MIRANDELA |
Jorge Lage |
Eu sei que o Artur Ferreira se vai recordar dos «ganchos» que
ele e outros (como o Zé Santos e o Fernando Paulino) faziam para arranjarem uma
folga ao saudoso Fernando Azevedo, na cabine sonora da «Sonomir», enquanto ele
trabalhava de caixeiro no sótão do Arnaldo Morais.
Mas, das minhas indagações e algumas recordações posso dizer
que a aparelhagem «Sonomir» e «Hipólito Seramota» eram as que animavam a
«Bila», e os bairros festivos, e para as aldeias eram mais a «Estáquio» do
Montevideu e a «Seixas» do Amílcar Seixas de Contins.
Para os que os exercícios de memória são maçadores eu ajudo.
Recuem aos anos
cinquenta e sessenta,
quando a maioria das aldeias do nosso concelho não tinham luz eléctrica. Na
escuridão da noite era a candêa, o lampião, o gasómetro, o petromax e o
candeeirinho de mesinha de cabeceira.
Em finais dos anos sessenta, à luz da candeia, na mesa da
cozinha, li muito do Eça, dos Lusíadas, do Gil Vicente e dos autores,
perfilados na «Selecta Literária» do António José Saraiva e Óscar Lopes, e dos
medievos trovadores e cronistas.

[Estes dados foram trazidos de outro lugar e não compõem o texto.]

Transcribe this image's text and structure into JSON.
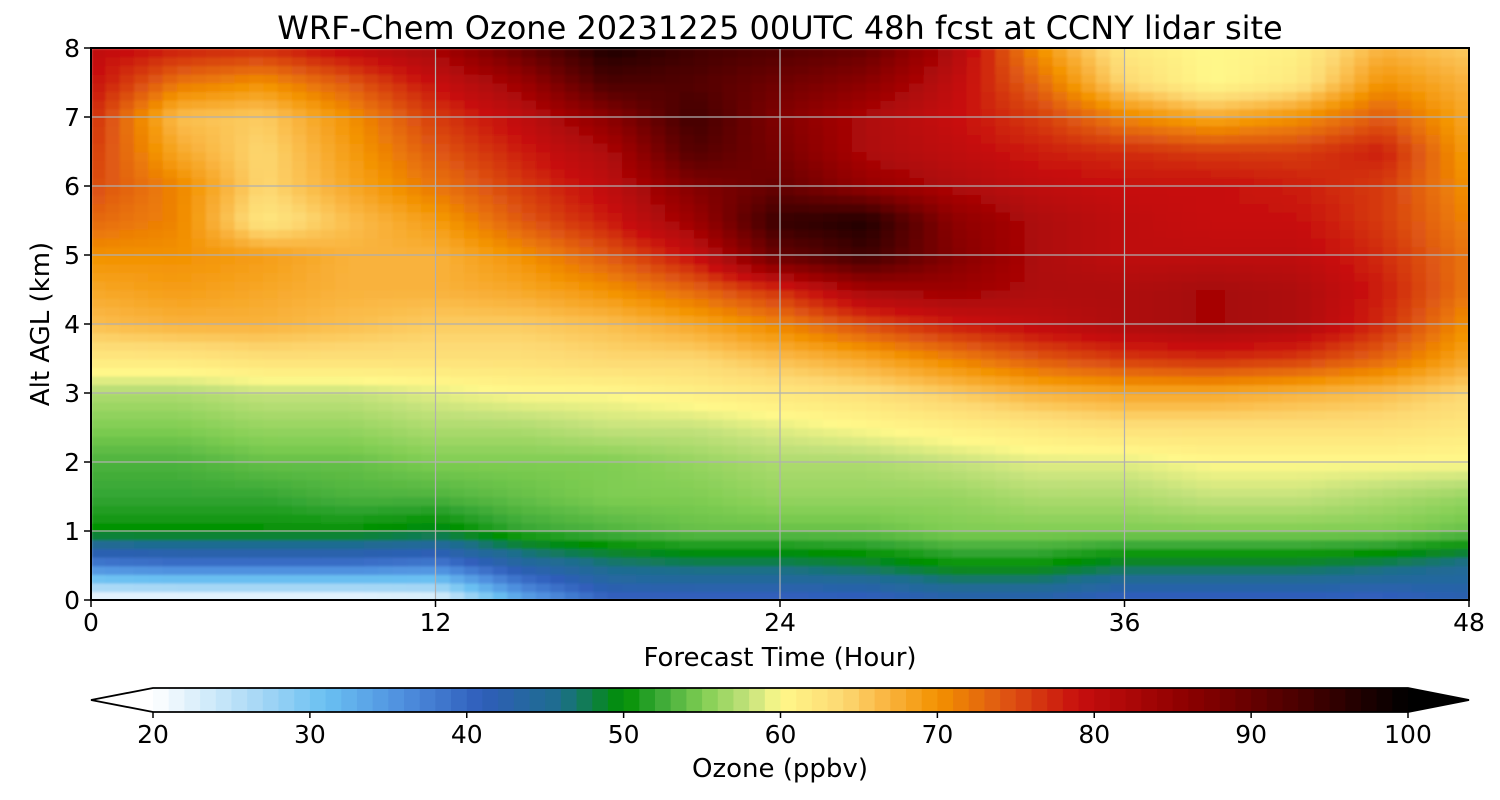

Os meus pais viam na luz mortiça da torcida e
do murraco gasto o meu trabalho. E tínhamos pensamentos antagónicos. Eles
pensavam que o meu trabalho de estudo era mais custoso, porque «dava cabo da
cabeça» e eu achava que era um privilegiado, que o estudo era férias, porque
trabalho era o braçal e extenuante da faina campesina.
Fosse como fosse, vamos ser realistas, trabalho duro qualquer
um que não fosse mandrião ou se não tivesse deixado «morder pela mosca» o
conseguia fazer. Mas, passar nos estudos, naquele tempo, tinha que ter um
mínimo de inteligência. Embora os rurais mais expeditos lançavam logo a máxima:
«um doutor é um burro carregado de livros». Por isso, o Capitão Esteves se
lamentava que o filho, engenheiro agrónomo, não sabia distinguir na horta uma
figueira de um pessegueiro, para gáudio e zombaria dos empregados, cujo último
rosto foi o Frederico de Vale Madeiro.